Abridge’s most rapid uptake so far has been at Georgia-based Emory Healthcare, a $5 billion hospital system (2022 revenues). After Emory Healthcare signed a deal in July, nearly 500 of its doctors are already using Abridge, which has helped them cut the average amount of time they spend on patient notes (about five hours) in half.

Erskine said Emory doctors have been “banging on my door” to be next in line. Despite the demand, Erskine said the hospital is deliberately rolling out the tech slowly enough so that he can collect detailed survey data that he hopes to eventually publish. Erskine expects to be at 1,000 users by December and 2,000 to 3,000 by next July.

“I thought of Abridge as the Goldilocks company,” said Erskine. He didn’t want to work with too big of an AI company that wouldn’t tailor its products to his system’s needs, or too small of a company that wouldn’t be able to build out new products. He said Abridge’s product was priced much cheaper than the $10 million-plus price tag to use Nuance for Emory’s 3,450 doctors, but declined to provide specifics.

Plus, Erskine was able to get a license for everyone in the health system – not just on a per person basis, as he said Nuance proposed. Erskine says the highest usage so far has been among primary care, urology, orthopedics and, to his surprise, palliative care, the doctors who take care of people at the end of their lives. One doctor in that specialty told him the reason she likes Abridge is because “she doesn’t have to relive the sad story that she’s experiencing for hours with a dying [patient and their] family.” when later documenting the visit.

“It’s great for doctors, but it’s going to be even better for nurses and social workers and people who never get this kind of technology,” said Erskine. Rao confirmed Abridge plans to build out tools for employees beyond physicians in the future, which Nuance is working on, too.

Moving forward, Erskine is interested to see how Abridge’s tech will play out in the emergency room – a loud environment where doctors are often moving from room-to-room. Rao says Abridge has a new function that allows users to “pause” conversations and return to them, which might be of help for ERs.

The company has also been working on different languages. Currently there is general availability for Spanish, meaning a doctor or patient can speak in Spanish during the exam and it will generate a note in English. Rao says Abridge is working on around 50 languages and certain early adopters, like Emory, are testing them out.

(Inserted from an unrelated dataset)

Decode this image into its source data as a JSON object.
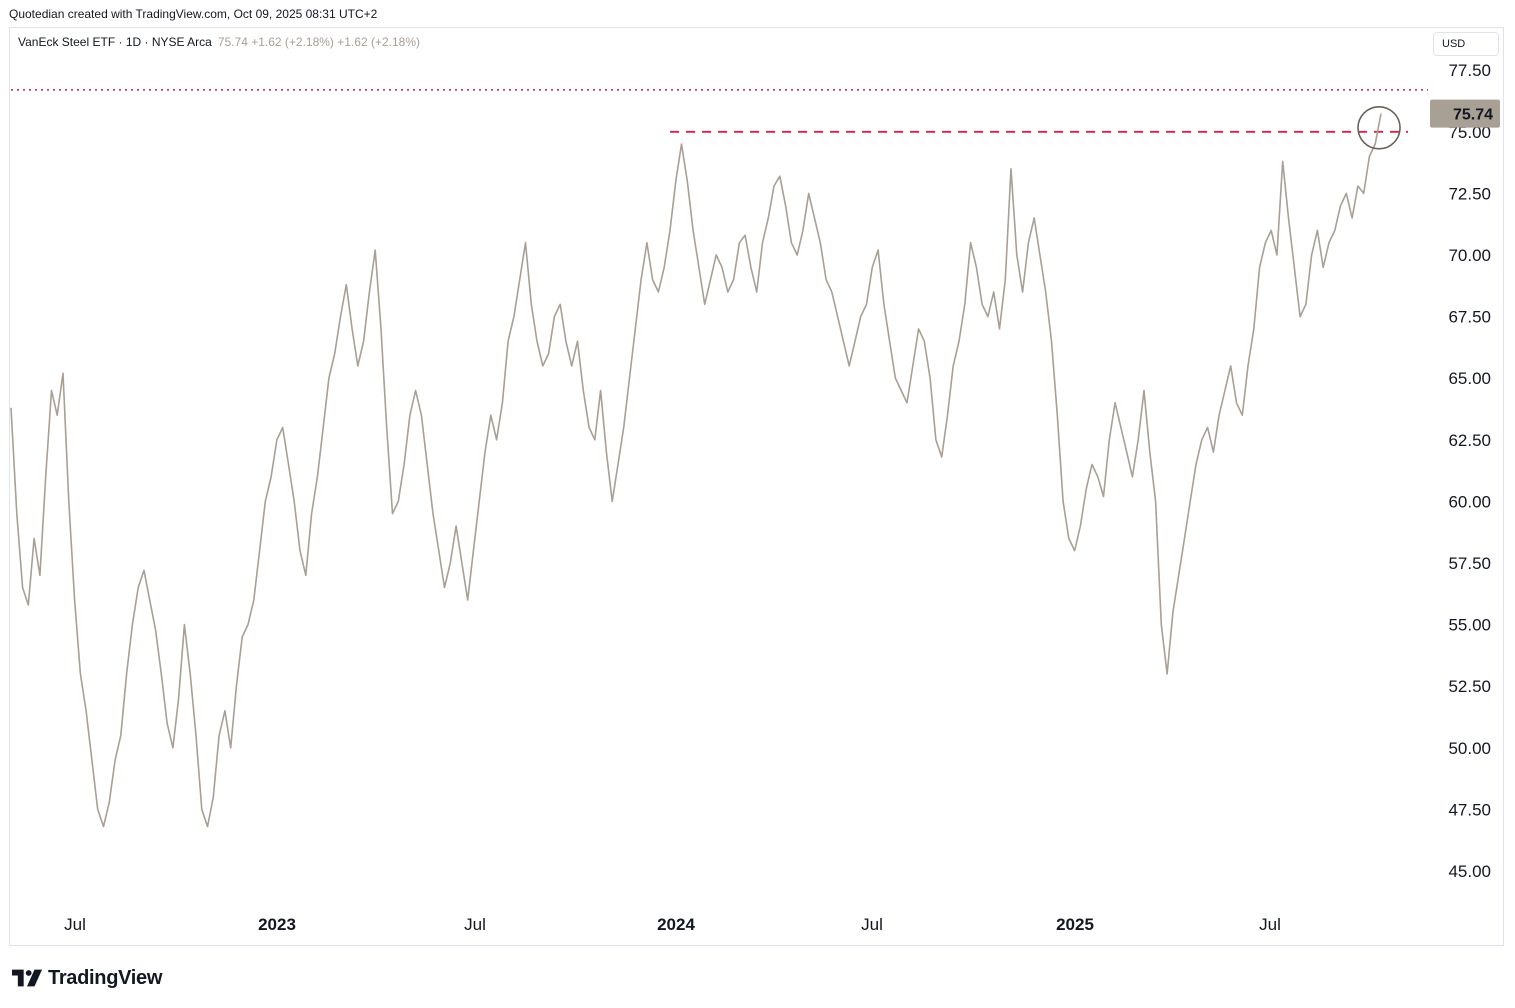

With automated note-taking eventually being something that doctors take for granted, one longer-term question for companies like Abridge is whether electronic health record companies like Epic will continue to want to partner or whether they will build their own systems in-house. Hakkennes of Gartner points to Oracle Health (formerly Cerner), which is integrating generative AI into a digital assistant that could potentially compete with third-party developers like Abridge and Nuance.

But for now at least, it appears Epic is taking the partnership route. “Our current strategy is not to develop native ambient capabilities in Epic,” said Epic vice president Alan Hutchison. In the meantime, Rao told Forbes that Abridge is currently looking for office space in Madison, Wisconsin, in order to give his team a chance to work more closely with the medical records giant.

Now that its doctor-focused technology is scaling up, Abridge wants to bring its more sophisticated tech to patients, too. The company is testing a function that takes the doctor’s note and makes a patient version at a fifth-grade reading level. This will be more detailed than the simple explainers patients get in the current app, and it will also be translatable into different languages. The hope is that eventually customers like Emory will be able to “demonstrate that this improves health literacy,” Rao said.

“And ultimately, the long game,” he said, “is that it actually improves outcomes.”